Merebut kembali Mahkota Kepahiang ini memang tidak semudah membalikkan telapak tangan demikian kata pepatah, walaupun untuk Propinsi Bengkulu, Kepahiang merupakan daerah yang pertama memperjuangkan pemekaran tetapi terakhir mendapat pengesahan karena Kabupaten Induk (Rejang Lebong) tidak mau melepas Kepahiang ini karena Kepahiang merupakan daerah yang paling potensial di Rejang Lebong.
Akhirnya dengan kesungguhan dan keikhlasan para pejuang Kabupaten Kepahiang, maka Mahkota Kepahiang yang hilang dapat direbut kembali bagai pinang pulang ketampuknya pada tanggal 7 Januari 2004 yang diresmikan oleh Menteri Dalam Negeri di Jakarta berdasarkan Undang-Undang Nomor 39 Tahun 2003 tentang Pembentukan Kabupaten Lebong dan Kabupaten Kepahiang di Propinsi Bengkulu.
Kepala Daerah Pertama untuk Kabupaten Kepahiang ditetapkan berdasarkan Keputusan Mendagri Nomor : 131.28-8 Tahun 2004 tanggal 6 Januari 2004 tentang Pengangkatan Penjabat Bupati Kepahiang Propinsi Bengkulu, dan telah dilantik oleh Gubernur Bengkulu atas nama Menteri Dalam Negeri pada tanggal 14 Januari 2004, Ir.
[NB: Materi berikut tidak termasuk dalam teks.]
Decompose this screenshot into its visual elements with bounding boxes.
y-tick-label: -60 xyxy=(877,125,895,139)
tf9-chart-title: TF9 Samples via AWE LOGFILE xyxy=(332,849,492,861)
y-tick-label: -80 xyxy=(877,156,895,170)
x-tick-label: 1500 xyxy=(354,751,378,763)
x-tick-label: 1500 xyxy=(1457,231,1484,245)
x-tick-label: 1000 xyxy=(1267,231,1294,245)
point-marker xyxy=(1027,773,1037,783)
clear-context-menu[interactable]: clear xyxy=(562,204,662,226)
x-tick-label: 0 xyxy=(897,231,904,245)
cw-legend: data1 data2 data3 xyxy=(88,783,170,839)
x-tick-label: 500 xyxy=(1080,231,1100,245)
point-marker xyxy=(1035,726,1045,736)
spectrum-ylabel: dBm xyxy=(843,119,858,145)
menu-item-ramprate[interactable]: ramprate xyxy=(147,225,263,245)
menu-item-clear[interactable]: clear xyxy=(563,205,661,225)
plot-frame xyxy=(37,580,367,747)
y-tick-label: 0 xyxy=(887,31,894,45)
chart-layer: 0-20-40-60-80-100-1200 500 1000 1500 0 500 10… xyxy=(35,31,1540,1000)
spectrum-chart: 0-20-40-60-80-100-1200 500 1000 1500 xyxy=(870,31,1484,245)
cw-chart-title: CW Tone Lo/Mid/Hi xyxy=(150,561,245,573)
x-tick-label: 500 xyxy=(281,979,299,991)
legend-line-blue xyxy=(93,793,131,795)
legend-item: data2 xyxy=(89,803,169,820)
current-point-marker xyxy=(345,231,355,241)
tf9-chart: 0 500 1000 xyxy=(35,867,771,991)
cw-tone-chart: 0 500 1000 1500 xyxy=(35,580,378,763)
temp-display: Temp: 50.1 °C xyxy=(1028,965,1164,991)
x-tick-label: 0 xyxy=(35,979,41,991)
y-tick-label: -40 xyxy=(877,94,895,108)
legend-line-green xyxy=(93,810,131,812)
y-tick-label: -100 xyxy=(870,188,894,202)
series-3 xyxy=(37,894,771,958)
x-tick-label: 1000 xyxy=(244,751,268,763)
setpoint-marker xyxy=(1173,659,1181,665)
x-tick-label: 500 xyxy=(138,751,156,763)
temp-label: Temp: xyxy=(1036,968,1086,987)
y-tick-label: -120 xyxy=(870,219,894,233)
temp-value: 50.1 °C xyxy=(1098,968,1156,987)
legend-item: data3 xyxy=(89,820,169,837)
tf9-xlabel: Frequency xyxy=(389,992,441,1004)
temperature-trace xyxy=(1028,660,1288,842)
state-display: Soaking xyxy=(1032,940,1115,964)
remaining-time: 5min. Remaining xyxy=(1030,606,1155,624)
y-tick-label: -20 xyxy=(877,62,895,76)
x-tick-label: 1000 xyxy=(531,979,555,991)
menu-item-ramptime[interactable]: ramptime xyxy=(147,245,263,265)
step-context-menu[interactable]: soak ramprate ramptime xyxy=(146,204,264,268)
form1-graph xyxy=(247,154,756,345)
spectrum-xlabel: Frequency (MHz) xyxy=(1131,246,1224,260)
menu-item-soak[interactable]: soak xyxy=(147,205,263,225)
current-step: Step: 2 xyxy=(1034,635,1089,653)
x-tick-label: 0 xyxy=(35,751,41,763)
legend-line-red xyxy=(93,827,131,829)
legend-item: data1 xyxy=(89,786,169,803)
Hidayattullah Sjahid, MM.
Sampai dengan saat ini Kabupaten Kepahiang telah dipimpin oleh 3 orang Kepala Daerah, yaitu :
  1. Ir. Hidayatullah Sjahid, MM, periode 14 Januari 2004 s/d 29 April 2005, sebagai Penjabat Bupati Kepahiang (Caretaker).
  2. Drs. Husni Hasanuddin, periode 30 April 2005 s/d 6 Agustus 2005, sebagai Penjabat Bupati Kepahiang (Caretaker).
  3. Drs. H. Bando Amin C, Kader. MM, periode 6 Agustus 2005 s/d 6 Agustus 2010, sebagai Bupati Kepahiang Defenitif berdasarkan Hasil Pemilihan Kepala Daerah Kabupaten Kepahiang Tahun 2005.